The Young Master rose from his throne. Each step he took elongated the hall, stretching time itself, as though his presence warped reality. He stopped before Zhou Tian, lowering his gaze.
His eyes were black, vast as the void, yet within them glimmered distant stars.
Then, he smiled.
"No. He truly is a mortal."
The smile was calm, almost tender. Yet the cold that seeped from it was sharper than any blade.
"How rare… how fragile… and how useful."
Zhou Tian's chest tightened. He understood nothing—not this place, not these people, not their language of power. But his instincts screamed at him. The Young Master's eyes did not hold curiosity. They held hunger.
The staff lifted. Threads of shadow unraveled from the air itself, weaving into a circle around Zhou Tian. Symbols blazed to life on the floor—spirals of red and gold, patterns like blood flowing in ritual veins.
A sacrificial array.
"Blood of a mortal shall widen the gate," the Young Master whispered. "His body shall awaken the slumbering seal."
The two escorts bowed even lower.
Zhou Tian struggled, but the ritual's weight pressed down upon him, pinning him like an insect beneath glass. His muscles locked, his veins burned. Even the universe seemed complicit, forbidding him to move.
A thought crept into his despair:
So this is my end? A pawn sacrificed in a game I never knew existed?

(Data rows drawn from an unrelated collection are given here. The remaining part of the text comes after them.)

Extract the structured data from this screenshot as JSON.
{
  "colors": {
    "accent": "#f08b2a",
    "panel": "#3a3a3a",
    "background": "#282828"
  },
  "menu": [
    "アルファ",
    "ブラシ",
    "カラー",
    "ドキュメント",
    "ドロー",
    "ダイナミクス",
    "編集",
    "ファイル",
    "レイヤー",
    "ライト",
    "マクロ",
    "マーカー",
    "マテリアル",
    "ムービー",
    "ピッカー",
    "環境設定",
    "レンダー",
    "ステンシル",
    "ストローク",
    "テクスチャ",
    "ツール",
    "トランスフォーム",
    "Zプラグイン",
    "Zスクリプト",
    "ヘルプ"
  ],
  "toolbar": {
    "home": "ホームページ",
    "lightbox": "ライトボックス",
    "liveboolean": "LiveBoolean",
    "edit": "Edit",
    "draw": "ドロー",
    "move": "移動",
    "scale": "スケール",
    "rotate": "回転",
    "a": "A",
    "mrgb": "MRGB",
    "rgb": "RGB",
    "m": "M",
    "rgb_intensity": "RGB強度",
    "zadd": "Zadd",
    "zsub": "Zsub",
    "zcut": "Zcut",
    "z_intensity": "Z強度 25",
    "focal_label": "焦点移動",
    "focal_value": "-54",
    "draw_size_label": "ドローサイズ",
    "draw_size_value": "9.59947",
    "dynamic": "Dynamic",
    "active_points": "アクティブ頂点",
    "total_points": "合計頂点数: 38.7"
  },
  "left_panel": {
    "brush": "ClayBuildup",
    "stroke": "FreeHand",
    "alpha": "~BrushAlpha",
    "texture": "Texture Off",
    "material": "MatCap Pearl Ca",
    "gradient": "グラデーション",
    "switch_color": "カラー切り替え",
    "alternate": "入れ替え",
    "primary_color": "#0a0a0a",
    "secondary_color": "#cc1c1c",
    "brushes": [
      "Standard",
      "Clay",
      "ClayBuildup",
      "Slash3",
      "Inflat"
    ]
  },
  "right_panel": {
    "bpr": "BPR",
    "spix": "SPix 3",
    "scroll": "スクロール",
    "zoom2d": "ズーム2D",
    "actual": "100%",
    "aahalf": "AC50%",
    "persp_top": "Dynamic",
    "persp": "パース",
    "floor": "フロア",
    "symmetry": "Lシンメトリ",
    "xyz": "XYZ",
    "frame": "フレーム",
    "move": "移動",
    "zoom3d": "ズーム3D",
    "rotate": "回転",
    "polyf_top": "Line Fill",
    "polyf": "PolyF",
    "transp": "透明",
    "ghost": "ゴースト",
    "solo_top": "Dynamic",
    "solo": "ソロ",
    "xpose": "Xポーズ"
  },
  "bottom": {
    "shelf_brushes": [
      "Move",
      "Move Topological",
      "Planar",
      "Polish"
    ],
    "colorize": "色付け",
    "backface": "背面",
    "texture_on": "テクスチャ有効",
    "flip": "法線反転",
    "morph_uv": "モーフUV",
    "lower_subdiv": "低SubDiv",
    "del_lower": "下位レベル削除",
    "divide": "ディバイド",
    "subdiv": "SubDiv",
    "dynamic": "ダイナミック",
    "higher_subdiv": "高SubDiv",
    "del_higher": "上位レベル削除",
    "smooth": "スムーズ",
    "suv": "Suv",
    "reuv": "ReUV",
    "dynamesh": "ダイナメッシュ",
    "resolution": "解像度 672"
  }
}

But another voice, colder, stubborn, whispered from the depths of his heart:
No. I did not come this far to vanish nameless. Even as an ant, even if I am crushed, I will not let the world decide my worth.
The array blazed brighter. The Young Master's staff rose, his incantations shattering the air like splintered glass.
And then—
---
A voice, sharp as a drawn blade, sliced through the chamber.
"You dare?"
The flames shuddered. The chains above clattered violently, singing a metallic dirge.

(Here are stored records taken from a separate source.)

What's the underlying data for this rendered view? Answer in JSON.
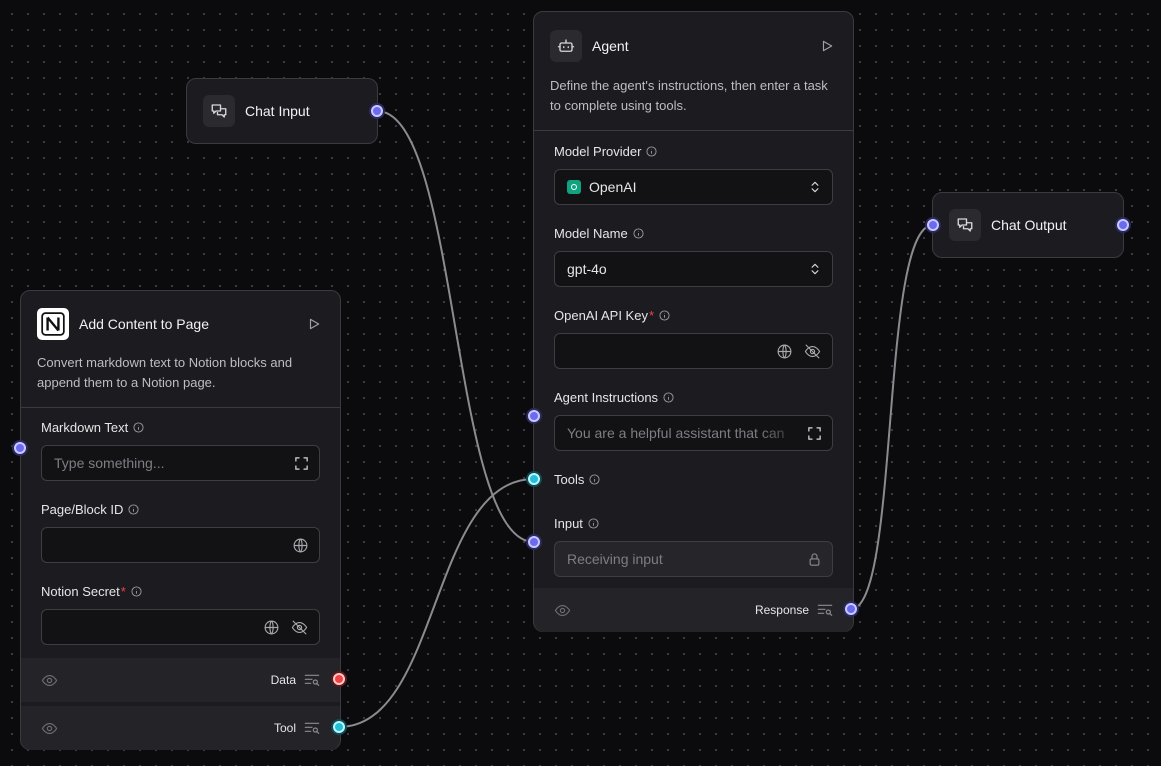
{
  "chat_input": {
    "title": "Chat Input"
  },
  "chat_output": {
    "title": "Chat Output"
  },
  "agent": {
    "title": "Agent",
    "description": "Define the agent's instructions, then enter a task to complete using tools.",
    "model_provider": {
      "label": "Model Provider",
      "value": "OpenAI"
    },
    "model_name": {
      "label": "Model Name",
      "value": "gpt-4o"
    },
    "api_key": {
      "label": "OpenAI API Key",
      "required_mark": "*"
    },
    "instructions": {
      "label": "Agent Instructions",
      "placeholder": "You are a helpful assistant that can"
    },
    "tools": {
      "label": "Tools"
    },
    "input": {
      "label": "Input",
      "placeholder": "Receiving input"
    },
    "footer": {
      "output_label": "Response"
    }
  },
  "notion": {
    "title": "Add Content to Page",
    "description": "Convert markdown text to Notion blocks and append them to a Notion page.",
    "markdown": {
      "label": "Markdown Text",
      "placeholder": "Type something..."
    },
    "page_id": {
      "label": "Page/Block ID"
    },
    "secret": {
      "label": "Notion Secret",
      "required_mark": "*"
    },
    "outputs": {
      "data_label": "Data",
      "tool_label": "Tool"
    }
  },
  "colors": {
    "handle_blue": "#6b6bf0",
    "handle_cyan": "#22c0d8",
    "handle_red": "#ef4444",
    "required": "#ef4444"
  }
}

From the shadows, a figure emerged.
She wore robes of white, embroidered with silver patterns. Midnight hair cascaded like a waterfall, her pale face aglow with cold moonlight. Her eyes were like frozen lakes—calm, yet merciless. In her hand gleamed a sword, its edge whispering promises of death, its light flickering with both frost and fire.
The Young Master froze. His smile curdled into a scowl.
"Lin Moun."
The two escorts trembled, bowing until their heads touched the floor.
Zhou Tian's eyes widened. He did not know her, yet her presence was like a storm descending upon a mountain—inescapable, overwhelming. She did not look at him, nor offer any sign of salvation. Her gaze was fixed only on the Young Master, sharp and unyielding.
The Young Master's voice darkened.
"This is my ritual. You would interfere?"
Lin Moun's lips curved, but it was not kindness—only contempt.
"Corrupt arts? In these ruins? You dare stain your lineage with such filth?"
The Young Master's face twisted with anger.
"Spare me your lectures, cold witch. You wield death's blade and speak of purity? Do you think your weapon grants you the right to judge me?"
Her eyes narrowed, glacial.
"Right?" she whispered. "I require no right. I have strength."
Her sword rose. Its song rang through the chamber, defying the silence of centuries.
The Young Master's staff pulsed with malevolent light. The array around Zhou Tian flared, its symbols writhing like serpents.
The air thickened with imminent violence.
---
The hall trembled. Shadows writhed across the walls, chains clattered like the heartbeat of a thousand drums. Zhou Tian stood trapped in the center of the ritual, powerless, watching two titans face one another.
The world itself seemed to hold its breath.
And in that breathless pause, Zhou Tian realized:
Whatever happened next, his life would never again belong to himself.